As the death toll mounts and care continues to be rationed, the slow pace of vaccinations will do little to nothing to affect the upward trend of cases and provide relief to strained health care systems. Los Angeles County is still not through vaccinating health care workers who had exposure to patients or infectious materials. There are an estimated 450,000 health care workers who have yet to be vaccinated and only 700,000 residents out of 3 million are currently eligible to receive the vaccine. The additional facilities set up for “mass” vaccinations can only provide relief for an additional 8,000 people per day.
In Riverside County, the registration for 11,000 vaccination slots scheduled for a four-day period starting Tuesday was filled two hours after registration opened, while many were unable to access the overwhelmed county website. “As of right now, we have 14,346 doses in our hands as public health and that is just enough to get through the vaccine clinics we have planned Sunday,” Kim Saruwatari, the county public health director, said Friday at a live-streamed meeting with county officials. “And by the end of Sunday we should be pretty close to out of vaccine as a public health department.”
Despite the horrific strain on the system and the 1 million infection mark reached, the Democratic-controlled government is doubling down on its plans to reopen the economy. Los Angeles County Board of Supervisors met behind closed doors for a perfunctory 10-minute meeting on Friday and announced that they do not see a need to enforce additional restrictions. Governor Newsom continues to pursue a $2 billion plan to force cash-starved schools to reopen by mid-February, and emphasized this past week that the state’s hospitalization rates are beginning to show “the light at the end of the tunnel” since they’re now growing at a slower rate than the December influx.

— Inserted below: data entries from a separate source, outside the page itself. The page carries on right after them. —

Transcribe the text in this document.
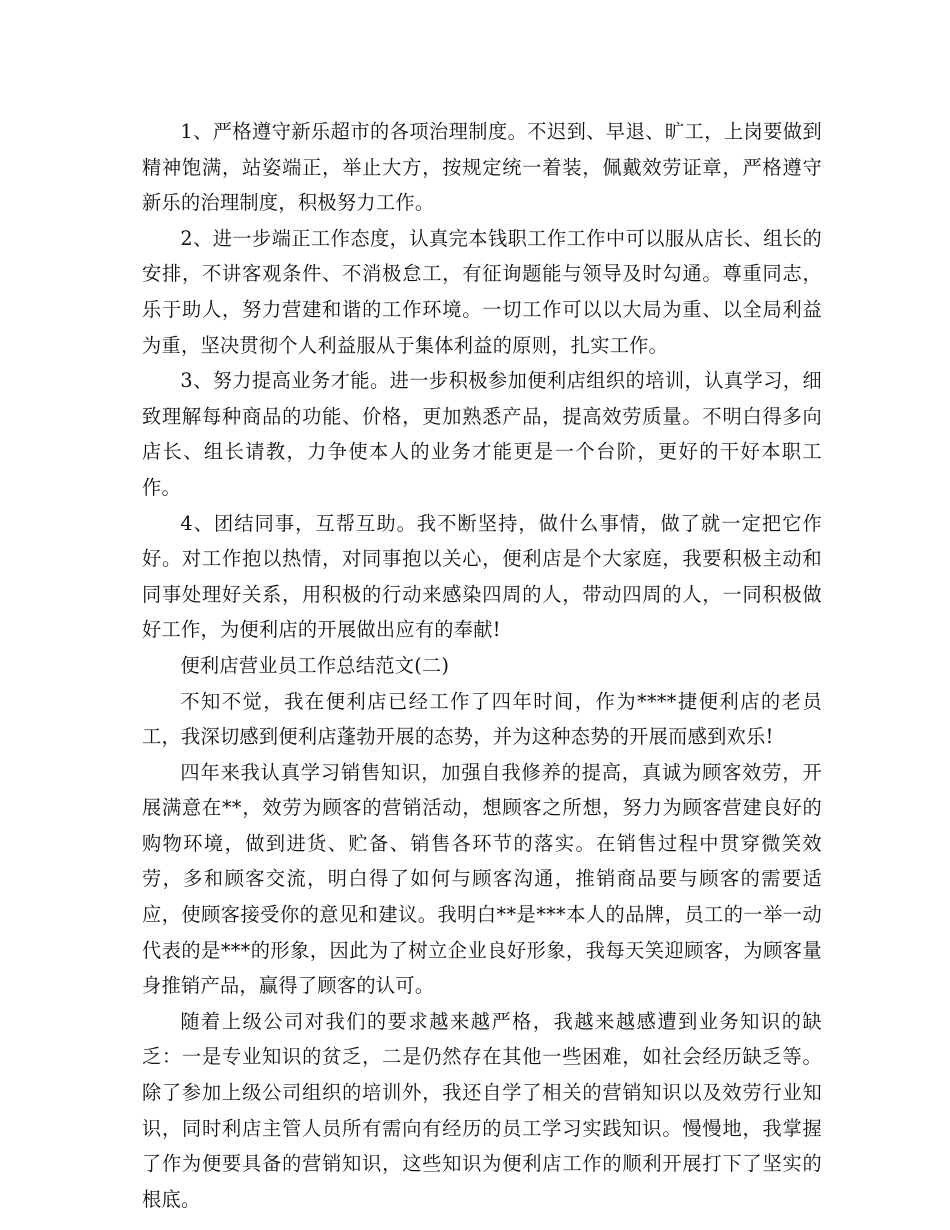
1、严格遵守新乐超市的各项治理制度。不迟到、早退、旷工，上岗要做到精神饱满，站姿端正，举止大方，按规定统一着装，佩戴效劳证章，严格遵守新乐的治理制度，积极努力工作。

2、进一步端正工作态度，认真完本钱职工作工作中可以服从店长、组长的安排，不讲客观条件、不消极怠工，有征询题能与领导及时勾通。尊重同志，乐于助人，努力营建和谐的工作环境。一切工作可以以大局为重、以全局利益为重，坚决贯彻个人利益服从于集体利益的原则，扎实工作。

3、努力提高业务才能。进一步积极参加便利店组织的培训，认真学习，细致理解每种商品的功能、价格，更加熟悉产品，提高效劳质量。不明白得多向店长、组长请教，力争使本人的业务才能更是一个台阶，更好的干好本职工作。

4、团结同事，互帮互助。我不断坚持，做什么事情，做了就一定把它作好。对工作抱以热情，对同事抱以关心，便利店是个大家庭，我要积极主动和同事处理好关系，用积极的行动来感染四周的人，带动四周的人，一同积极做好工作，为便利店的开展做出应有的奉献!

便利店营业员工作总结范文(二)

不知不觉，我在便利店已经工作了四年时间，作为****捷便利店的老员工，我深切感到便利店蓬勃开展的态势，并为这种态势的开展而感到欢乐!

四年来我认真学习销售知识，加强自我修养的提高，真诚为顾客效劳，开展满意在**，效劳为顾客的营销活动，想顾客之所想，努力为顾客营建良好的购物环境，做到进货、贮备、销售各环节的落实。在销售过程中贯穿微笑效劳，多和顾客交流，明白得了如何与顾客沟通，推销商品要与顾客的需要适应，使顾客接受你的意见和建议。我明白**是***本人的品牌，员工的一举一动代表的是***的形象，因此为了树立企业良好形象，我每天笑迎顾客，为顾客量身推销产品，赢得了顾客的认可。

随着上级公司对我们的要求越来越严格，我越来越感遭到业务知识的缺乏：一是专业知识的贫乏，二是仍然存在其他一些困难，如社会经历缺乏等。除了参加上级公司组织的培训外，我还自学了相关的营销知识以及效劳行业知识，同时利店主管人员所有需向有经历的员工学习实践知识。慢慢地，我掌握了作为便要具备的营销知识，这些知识为便利店工作的顺利开展打下了坚实的根底。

A Riverside nurse blasted Newsom’s statement, telling the WSWS: “Yesterday a patient in his 40s asked me with fear in his eyes ‘Am I going to die?’ He was maxed on oxygen support and the time was near for him to be put on a ventilator. The short answer was yes, he would likely die. I tried to explain without lies so he would have hope in the end. ‘We’re going to take care of you and do everything we can. We have the best treatment available. I’m going to be right here with you and holding your hand.’ He didn’t make it. Where is his light at the end of the tunnel? He’s not the first and won’t be the last to suffer from this virus.”